C’est précisément ce qu’a réussi Bernard Poignant en rassemblant autour de son nom, non seulement le parti socialiste, mais aussi une importante diversité des forces de gauche de Quimper sur des valeurs humanistes et progressistes. Allant du Parti Communiste aux démocrates du centre, en passant par le parti radical de gauche et des régionalistes de gauche.

Cette large union permettra ensuite d’aller ensemble au-devant des Quimpérois. Il serait étonnant et peu crédible de se lancer dans de vastes propositions avant même d’avoir réuni les forces politiques qui vous accompagnent.

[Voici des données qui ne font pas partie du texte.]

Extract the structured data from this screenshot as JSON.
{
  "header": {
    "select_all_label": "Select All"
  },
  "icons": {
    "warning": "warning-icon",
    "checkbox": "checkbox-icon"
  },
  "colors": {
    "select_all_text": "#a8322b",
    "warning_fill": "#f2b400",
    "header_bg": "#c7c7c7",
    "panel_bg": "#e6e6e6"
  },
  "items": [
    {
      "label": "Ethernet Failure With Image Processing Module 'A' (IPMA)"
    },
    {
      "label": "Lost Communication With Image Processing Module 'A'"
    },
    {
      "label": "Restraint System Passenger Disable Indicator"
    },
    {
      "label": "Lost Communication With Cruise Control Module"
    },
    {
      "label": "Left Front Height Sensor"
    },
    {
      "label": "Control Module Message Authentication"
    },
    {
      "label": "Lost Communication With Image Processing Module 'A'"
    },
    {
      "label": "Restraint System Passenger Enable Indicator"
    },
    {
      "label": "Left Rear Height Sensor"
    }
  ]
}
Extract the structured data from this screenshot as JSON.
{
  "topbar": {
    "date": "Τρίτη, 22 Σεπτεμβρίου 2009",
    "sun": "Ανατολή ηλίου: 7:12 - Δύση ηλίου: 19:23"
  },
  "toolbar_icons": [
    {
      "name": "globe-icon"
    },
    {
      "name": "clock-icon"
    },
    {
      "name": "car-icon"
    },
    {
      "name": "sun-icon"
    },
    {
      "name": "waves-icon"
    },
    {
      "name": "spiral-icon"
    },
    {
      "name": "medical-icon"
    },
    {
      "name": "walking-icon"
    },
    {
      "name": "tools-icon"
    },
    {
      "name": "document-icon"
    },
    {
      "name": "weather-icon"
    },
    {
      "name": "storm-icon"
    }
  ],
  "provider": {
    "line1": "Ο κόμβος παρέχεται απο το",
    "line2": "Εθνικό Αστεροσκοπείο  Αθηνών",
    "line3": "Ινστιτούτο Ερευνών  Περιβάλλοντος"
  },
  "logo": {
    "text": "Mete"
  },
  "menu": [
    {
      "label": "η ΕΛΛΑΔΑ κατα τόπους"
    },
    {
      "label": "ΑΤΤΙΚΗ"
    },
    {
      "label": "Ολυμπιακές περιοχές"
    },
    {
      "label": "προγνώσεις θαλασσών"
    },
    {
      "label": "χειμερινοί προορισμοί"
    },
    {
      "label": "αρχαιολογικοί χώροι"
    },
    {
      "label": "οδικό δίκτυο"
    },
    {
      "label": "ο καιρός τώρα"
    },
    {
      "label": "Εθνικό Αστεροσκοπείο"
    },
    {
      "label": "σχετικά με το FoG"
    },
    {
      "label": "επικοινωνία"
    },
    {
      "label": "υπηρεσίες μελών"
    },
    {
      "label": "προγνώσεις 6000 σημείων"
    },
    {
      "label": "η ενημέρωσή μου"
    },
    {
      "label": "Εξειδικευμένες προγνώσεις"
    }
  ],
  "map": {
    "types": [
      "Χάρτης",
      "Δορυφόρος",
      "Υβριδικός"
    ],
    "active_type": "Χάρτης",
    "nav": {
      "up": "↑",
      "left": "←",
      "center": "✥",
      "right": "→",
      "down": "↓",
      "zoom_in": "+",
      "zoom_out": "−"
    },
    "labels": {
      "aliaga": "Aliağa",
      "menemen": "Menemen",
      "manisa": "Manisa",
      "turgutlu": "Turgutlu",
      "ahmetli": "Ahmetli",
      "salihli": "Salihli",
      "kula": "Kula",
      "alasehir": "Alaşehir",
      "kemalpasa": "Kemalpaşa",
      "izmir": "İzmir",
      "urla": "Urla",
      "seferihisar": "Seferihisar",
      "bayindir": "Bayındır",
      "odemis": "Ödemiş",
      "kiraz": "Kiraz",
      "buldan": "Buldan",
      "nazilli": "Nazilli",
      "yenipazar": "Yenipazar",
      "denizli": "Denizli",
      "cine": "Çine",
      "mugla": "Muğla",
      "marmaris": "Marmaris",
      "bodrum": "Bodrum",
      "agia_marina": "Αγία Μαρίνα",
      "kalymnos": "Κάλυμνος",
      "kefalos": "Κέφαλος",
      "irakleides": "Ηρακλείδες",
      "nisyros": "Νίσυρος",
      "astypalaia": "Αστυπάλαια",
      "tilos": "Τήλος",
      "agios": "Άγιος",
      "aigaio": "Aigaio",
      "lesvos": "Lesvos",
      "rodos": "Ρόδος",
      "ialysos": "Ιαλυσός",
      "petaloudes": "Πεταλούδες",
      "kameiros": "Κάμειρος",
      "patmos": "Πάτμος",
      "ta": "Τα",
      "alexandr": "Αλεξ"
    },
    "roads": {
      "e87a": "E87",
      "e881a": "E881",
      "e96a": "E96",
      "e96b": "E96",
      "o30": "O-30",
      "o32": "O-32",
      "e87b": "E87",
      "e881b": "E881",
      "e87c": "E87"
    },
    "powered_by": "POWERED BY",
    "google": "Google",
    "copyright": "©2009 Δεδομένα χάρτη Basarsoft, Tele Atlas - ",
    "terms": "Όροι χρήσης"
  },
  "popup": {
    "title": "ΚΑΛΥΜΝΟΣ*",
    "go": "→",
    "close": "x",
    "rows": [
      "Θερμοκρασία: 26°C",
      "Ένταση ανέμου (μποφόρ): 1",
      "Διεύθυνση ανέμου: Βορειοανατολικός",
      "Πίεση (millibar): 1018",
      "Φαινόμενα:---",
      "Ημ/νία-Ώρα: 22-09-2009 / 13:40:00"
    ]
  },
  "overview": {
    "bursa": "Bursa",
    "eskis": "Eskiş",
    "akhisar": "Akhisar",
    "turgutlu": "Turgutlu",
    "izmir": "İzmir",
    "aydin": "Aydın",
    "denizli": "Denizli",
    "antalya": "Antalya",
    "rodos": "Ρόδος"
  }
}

Parallèlement, le parti socialiste de Quimper continue sa campagne d’incitation à l’inscription sur les listes électorales, soucieux des enjeux démocratiques des scrutins qui arrivent en 2014. Il ne faut jamais avoir peur de la démocratie et nous nous honorons de mener cette campagne civique et citoyenne dans les quartiers Quimpérois.

C’est pourquoi, forts de nos valeurs, que nous assumons et portons au service des habitant-e-s, nous sommes, pour notre part en ordre de marche, unis et rassemblés, dans la cohérence et tournés vers l’avenir de la ville et de l’agglomération.